1° PRESSE - Procédure - Assignation - Validité - Conditions - Indication du texte de loi applicable - Visa cumulatif de plusieurs articles de la loi du 29 juillet 1881 - Portée.

1° N'est pas entachée de nullité la citation visant globalement et cumulativement les articles 29 et 32 de la loi du 29 juillet 1881 dès lors que cette citation spécifiait les imputations diffamatoires à raison desquelles la poursuite était exercée, mentionnait expressément l'infraction reprochée et que les prévenus ne pouvaient avoir aucun doute sur l'objet exact de la prévention.

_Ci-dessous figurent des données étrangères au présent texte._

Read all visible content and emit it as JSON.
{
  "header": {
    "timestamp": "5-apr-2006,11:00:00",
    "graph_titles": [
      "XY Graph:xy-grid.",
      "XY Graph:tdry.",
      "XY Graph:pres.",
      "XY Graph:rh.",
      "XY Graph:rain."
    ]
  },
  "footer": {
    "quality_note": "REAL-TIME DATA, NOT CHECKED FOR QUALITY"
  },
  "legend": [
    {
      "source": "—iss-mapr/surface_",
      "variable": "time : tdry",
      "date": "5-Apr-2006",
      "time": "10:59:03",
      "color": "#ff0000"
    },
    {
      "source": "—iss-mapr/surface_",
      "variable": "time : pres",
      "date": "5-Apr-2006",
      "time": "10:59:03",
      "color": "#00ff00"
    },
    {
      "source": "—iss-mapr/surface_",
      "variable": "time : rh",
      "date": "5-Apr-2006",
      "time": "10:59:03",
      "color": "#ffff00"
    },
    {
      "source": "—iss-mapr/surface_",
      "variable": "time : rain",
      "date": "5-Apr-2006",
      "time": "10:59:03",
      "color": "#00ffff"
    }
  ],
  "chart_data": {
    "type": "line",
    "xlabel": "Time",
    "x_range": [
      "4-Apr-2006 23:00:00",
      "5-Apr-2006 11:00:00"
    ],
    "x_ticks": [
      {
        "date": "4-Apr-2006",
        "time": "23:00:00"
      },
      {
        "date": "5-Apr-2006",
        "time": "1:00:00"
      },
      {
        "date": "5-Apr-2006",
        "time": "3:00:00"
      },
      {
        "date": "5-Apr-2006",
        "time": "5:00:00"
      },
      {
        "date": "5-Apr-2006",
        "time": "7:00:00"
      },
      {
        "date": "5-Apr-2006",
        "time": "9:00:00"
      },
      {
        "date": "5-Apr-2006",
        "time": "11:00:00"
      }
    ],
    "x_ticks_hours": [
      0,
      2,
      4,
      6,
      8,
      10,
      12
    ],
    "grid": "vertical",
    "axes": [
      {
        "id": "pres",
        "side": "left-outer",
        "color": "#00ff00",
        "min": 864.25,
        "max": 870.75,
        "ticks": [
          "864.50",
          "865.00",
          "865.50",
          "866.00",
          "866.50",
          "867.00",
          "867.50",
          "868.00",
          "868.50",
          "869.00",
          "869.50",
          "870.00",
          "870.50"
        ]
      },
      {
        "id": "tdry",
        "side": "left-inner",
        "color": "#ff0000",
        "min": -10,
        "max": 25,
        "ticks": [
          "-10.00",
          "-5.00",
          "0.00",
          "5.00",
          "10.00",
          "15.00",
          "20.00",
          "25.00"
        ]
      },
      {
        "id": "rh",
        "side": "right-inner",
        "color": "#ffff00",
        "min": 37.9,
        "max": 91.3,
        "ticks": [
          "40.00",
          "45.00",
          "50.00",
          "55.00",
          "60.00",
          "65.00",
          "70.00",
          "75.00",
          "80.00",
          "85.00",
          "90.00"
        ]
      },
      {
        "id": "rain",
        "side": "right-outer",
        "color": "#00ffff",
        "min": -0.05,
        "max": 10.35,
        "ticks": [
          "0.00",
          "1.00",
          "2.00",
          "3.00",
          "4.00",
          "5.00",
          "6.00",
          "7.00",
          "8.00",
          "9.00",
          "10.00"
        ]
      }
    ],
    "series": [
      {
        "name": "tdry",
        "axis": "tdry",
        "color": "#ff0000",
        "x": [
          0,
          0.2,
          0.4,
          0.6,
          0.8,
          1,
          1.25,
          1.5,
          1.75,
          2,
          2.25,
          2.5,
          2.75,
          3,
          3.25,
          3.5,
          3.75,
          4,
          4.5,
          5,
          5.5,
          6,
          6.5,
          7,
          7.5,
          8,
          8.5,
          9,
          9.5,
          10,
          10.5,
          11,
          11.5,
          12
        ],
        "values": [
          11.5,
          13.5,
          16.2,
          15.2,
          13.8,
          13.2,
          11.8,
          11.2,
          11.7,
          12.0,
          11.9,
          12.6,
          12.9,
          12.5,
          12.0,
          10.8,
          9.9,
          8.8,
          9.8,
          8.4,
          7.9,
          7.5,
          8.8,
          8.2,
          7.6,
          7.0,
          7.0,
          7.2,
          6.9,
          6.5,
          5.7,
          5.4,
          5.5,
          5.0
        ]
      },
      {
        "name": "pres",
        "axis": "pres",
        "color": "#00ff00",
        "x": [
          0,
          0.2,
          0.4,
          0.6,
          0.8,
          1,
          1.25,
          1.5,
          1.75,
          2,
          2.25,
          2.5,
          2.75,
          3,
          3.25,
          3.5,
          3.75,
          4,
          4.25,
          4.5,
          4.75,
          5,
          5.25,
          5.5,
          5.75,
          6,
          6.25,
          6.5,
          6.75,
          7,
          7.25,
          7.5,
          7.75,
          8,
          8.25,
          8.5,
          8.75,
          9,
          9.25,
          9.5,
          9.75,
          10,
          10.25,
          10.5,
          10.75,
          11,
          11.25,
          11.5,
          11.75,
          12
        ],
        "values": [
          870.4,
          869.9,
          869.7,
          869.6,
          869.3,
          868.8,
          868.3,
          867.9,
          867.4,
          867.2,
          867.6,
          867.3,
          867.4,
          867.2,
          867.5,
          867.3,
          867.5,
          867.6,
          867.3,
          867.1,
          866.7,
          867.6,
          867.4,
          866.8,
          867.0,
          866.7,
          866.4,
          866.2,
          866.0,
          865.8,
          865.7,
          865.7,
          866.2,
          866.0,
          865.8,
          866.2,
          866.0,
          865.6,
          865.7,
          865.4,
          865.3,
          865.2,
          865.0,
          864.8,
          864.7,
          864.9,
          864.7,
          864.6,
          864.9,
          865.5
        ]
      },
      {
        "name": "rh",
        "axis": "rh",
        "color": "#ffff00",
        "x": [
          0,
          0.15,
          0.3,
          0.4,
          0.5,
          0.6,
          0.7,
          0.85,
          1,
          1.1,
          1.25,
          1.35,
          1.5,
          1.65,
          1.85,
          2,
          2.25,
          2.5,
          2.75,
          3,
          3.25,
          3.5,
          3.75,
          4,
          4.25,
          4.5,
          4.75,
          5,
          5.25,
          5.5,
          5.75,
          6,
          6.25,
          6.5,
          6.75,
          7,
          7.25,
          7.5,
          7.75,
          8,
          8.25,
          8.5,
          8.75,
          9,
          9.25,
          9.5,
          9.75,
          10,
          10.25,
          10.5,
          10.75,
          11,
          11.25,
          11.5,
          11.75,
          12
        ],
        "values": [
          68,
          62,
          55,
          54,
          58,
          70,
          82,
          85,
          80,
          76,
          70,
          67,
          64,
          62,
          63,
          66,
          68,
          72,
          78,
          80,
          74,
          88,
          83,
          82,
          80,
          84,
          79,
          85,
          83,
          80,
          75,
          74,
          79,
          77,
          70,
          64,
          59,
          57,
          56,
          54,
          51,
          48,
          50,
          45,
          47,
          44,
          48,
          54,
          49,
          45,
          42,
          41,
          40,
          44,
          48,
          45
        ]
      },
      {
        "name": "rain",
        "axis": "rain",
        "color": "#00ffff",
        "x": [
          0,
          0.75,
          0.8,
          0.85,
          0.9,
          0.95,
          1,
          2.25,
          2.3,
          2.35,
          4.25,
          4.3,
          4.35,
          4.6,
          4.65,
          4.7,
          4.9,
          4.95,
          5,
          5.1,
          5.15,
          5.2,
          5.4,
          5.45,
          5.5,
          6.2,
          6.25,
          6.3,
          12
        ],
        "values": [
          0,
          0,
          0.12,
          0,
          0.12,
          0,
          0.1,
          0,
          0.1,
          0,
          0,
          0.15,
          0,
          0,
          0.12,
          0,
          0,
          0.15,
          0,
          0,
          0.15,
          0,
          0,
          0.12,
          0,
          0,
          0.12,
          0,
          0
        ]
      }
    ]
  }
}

2° PRESSE - Abus de la liberté d'expression - Définition - Diffamation - Allégation ou imputation de faits portant atteinte à l'honneur ou à la considération de la personne - Caractérisation - Eléments pris en considération - Détermination.

2° PRESSE - Abus de la liberté d'expression - Définition - Diffamation - Allégation ou imputation de faits portant atteinte à l'honneur ou à la considération de la personne - Caractérisation - Office du juge - Etendue - Détermination.

2° Pour apprécier la qualification légale qu'il convient de donner à un propos retenu comme diffamatoire dans la mesure où il excédait les limites admissibles de la polémique syndicale, le juge doit prendre en considération non seulement les circonstances relevées dans la citation, mais aussi les éléments extrinsèques de nature à donner à l'expression incriminée son véritable sens et à caractériser l'infraction poursuivie.


Références :

1° :
2° :
Loi du 29 juillet 1881 art. 29
Loi du 29 juillet 1881 art. 53

Décision attaquée : Cour d'appel de Rennes, 27 avril 2004

Sur le n° 1 : Dans le même sens que : Chambre criminelle, 1995-01-24, Bulletin criminel 1995, n° 33, p. 75 (1) (cassation)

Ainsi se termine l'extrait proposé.